The problem is that no-one listens to common sense any more. The greatest reservoir of common sense in this country resides within the farming community, whose members have to draw on immense amounts of it all the time or they will simply go out of business.
That common sense used to be drip-fed into Ministers’ ears in the days when we had a proper Farming Minister part of whose brief was to undertake regular pilgrimages round the country to take soundings from grass roots farmers, the better to arrive at sensible policy decisions.
That process was halted under Labour and has never been revived. Now we have an NFU which only claims to be communicating with Government but clearly isn’t and, hence, a vacuum at the top which is being exploited by wildlife charities seeking to dupe Michael Gove into adopting their own countryside agendas.
The business of the ban on shooting corvids is a classic case: farmers are well aware of the problems they face from pest species and should be left to deal with it in the most expeditious manner possible.

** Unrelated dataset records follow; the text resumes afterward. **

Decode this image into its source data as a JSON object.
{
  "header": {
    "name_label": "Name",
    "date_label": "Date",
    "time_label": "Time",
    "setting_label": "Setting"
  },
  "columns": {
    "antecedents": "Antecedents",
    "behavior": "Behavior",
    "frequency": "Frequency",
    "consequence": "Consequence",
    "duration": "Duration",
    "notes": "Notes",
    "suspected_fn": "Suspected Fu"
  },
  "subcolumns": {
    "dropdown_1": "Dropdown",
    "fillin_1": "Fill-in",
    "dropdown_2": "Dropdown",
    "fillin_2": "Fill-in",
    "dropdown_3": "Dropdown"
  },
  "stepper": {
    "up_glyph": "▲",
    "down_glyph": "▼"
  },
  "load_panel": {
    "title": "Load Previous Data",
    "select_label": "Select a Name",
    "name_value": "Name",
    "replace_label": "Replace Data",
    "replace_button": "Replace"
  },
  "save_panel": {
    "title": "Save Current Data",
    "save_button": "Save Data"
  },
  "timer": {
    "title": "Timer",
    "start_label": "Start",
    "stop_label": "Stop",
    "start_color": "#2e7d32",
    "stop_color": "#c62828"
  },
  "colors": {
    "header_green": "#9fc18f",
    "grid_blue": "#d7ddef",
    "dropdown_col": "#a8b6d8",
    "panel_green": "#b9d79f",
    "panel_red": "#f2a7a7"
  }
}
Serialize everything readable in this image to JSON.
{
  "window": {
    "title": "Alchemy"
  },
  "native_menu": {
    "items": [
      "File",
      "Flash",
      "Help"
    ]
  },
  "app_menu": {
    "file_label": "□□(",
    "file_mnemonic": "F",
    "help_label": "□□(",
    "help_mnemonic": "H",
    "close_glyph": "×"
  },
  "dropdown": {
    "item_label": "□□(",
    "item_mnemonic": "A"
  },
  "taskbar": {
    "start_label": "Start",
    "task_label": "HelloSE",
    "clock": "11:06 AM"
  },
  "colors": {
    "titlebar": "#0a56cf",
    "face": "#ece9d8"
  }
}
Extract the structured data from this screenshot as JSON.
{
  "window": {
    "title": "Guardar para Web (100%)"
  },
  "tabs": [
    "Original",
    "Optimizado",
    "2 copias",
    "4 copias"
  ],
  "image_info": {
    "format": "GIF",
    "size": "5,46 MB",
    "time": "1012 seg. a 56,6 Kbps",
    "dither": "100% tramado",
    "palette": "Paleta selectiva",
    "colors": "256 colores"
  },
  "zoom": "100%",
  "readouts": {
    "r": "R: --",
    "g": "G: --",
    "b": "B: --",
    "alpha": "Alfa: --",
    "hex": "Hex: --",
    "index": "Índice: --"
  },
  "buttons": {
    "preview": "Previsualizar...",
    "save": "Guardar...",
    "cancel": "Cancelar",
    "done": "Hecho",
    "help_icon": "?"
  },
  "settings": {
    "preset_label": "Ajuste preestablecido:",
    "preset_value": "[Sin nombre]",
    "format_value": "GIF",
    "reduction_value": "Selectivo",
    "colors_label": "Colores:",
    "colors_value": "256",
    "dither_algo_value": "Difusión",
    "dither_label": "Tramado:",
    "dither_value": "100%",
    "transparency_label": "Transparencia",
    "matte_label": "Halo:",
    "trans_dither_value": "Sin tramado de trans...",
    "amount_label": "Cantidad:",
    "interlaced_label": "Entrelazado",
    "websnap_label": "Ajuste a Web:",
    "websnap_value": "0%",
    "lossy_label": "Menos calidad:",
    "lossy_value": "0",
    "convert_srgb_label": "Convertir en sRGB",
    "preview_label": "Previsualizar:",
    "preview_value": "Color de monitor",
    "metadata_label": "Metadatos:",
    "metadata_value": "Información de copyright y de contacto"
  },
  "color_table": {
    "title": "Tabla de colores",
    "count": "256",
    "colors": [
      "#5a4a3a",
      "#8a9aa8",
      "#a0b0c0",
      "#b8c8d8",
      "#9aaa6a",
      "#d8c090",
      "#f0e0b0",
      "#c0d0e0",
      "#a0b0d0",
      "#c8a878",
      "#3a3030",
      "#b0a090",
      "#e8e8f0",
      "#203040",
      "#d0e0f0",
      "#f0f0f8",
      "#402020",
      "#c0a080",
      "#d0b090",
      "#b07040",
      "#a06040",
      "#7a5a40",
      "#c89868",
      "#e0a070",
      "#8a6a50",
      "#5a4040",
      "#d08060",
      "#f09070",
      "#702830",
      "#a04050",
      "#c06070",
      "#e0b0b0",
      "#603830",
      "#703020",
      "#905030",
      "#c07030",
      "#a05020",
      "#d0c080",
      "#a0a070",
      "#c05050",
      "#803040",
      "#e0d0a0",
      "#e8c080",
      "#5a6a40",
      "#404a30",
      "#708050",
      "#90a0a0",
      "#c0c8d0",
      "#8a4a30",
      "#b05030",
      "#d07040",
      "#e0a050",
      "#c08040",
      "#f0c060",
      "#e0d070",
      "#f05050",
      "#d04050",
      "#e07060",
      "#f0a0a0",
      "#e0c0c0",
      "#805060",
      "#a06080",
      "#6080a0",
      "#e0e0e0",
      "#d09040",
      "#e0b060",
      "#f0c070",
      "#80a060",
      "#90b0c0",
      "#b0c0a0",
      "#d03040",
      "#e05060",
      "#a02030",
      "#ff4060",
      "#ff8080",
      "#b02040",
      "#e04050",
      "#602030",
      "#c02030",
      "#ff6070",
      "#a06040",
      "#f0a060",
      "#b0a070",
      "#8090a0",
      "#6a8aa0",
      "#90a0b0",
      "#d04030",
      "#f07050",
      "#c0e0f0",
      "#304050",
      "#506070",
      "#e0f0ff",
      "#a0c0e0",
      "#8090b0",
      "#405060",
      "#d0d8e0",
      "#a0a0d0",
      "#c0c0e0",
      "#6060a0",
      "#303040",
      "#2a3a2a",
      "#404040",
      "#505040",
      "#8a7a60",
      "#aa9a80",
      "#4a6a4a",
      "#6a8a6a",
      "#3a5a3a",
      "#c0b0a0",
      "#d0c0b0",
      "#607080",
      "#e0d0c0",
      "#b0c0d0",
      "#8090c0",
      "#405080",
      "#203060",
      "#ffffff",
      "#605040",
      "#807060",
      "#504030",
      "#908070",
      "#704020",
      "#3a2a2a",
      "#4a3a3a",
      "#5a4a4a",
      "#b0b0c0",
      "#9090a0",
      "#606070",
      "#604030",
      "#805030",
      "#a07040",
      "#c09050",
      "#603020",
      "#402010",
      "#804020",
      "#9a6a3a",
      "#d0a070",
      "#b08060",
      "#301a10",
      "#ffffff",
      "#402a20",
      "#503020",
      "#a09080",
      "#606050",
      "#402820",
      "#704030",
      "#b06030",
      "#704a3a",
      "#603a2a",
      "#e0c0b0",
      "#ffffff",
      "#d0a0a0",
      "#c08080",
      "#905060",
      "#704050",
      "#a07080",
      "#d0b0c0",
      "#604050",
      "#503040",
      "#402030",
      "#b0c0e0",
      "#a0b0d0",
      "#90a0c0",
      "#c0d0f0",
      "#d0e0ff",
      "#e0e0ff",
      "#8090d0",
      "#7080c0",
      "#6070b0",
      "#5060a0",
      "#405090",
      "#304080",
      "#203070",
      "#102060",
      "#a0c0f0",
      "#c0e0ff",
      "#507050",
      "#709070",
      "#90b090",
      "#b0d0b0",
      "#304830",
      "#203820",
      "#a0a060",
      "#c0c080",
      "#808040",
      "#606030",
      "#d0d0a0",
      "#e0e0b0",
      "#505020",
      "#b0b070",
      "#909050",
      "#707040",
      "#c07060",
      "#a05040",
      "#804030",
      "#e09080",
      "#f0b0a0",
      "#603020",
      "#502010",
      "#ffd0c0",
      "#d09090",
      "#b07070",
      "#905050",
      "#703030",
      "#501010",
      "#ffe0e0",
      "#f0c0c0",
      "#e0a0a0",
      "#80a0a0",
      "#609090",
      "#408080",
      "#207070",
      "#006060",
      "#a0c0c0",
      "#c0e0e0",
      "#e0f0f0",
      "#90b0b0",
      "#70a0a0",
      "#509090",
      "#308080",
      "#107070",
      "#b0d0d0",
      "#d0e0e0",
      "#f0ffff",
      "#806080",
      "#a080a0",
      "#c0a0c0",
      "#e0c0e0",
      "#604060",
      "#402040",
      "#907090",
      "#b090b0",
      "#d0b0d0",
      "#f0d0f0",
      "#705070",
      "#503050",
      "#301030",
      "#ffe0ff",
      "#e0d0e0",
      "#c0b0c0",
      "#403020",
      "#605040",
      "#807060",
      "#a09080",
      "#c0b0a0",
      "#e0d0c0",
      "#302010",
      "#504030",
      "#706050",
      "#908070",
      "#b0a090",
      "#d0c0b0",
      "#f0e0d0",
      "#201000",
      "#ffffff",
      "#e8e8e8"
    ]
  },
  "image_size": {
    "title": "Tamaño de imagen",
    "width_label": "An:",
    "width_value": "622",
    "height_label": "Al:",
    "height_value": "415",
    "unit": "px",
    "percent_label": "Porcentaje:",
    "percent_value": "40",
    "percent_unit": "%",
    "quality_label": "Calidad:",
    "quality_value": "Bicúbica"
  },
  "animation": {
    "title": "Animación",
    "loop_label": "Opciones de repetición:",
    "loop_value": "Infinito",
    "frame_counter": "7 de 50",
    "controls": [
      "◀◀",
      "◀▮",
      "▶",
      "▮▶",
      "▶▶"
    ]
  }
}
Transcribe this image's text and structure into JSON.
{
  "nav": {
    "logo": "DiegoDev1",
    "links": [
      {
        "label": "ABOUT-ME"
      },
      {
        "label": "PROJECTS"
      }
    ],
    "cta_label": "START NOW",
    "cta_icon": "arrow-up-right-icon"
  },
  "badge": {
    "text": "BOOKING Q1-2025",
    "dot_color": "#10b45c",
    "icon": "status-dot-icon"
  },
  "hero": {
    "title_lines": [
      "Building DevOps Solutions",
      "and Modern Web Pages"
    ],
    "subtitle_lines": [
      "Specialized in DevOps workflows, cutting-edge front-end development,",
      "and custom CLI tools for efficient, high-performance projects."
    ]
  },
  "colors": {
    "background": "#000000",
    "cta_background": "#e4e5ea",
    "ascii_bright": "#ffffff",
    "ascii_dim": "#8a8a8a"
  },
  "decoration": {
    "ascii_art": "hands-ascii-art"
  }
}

Instead, a single legal challenge from a small pressure group has seen Gove leaping onto a chair like a maiden aunt who has just spotted a mouse in the pantry then attempting to appease everyone’s wrathby putting in place bureaucracy which will theoretically allow farmers to controlpests but make it much more difficult for them to do so and which – if it’s anything like Defra’s other systems – won’t work properly anyway, merely adding to the farmers already intolerable burden of frustration with Government departments.
How the anti-farmer Defra staff must be celebrating this week at yet another spanner in the works, another stick through the spokes, and another subtly-disguised little piece of sabotage successfully carried out.
And how the reputation of a ramshackle Government led by a bunch of third-rate no-hopers has plummeted still further in farmers’ eyes.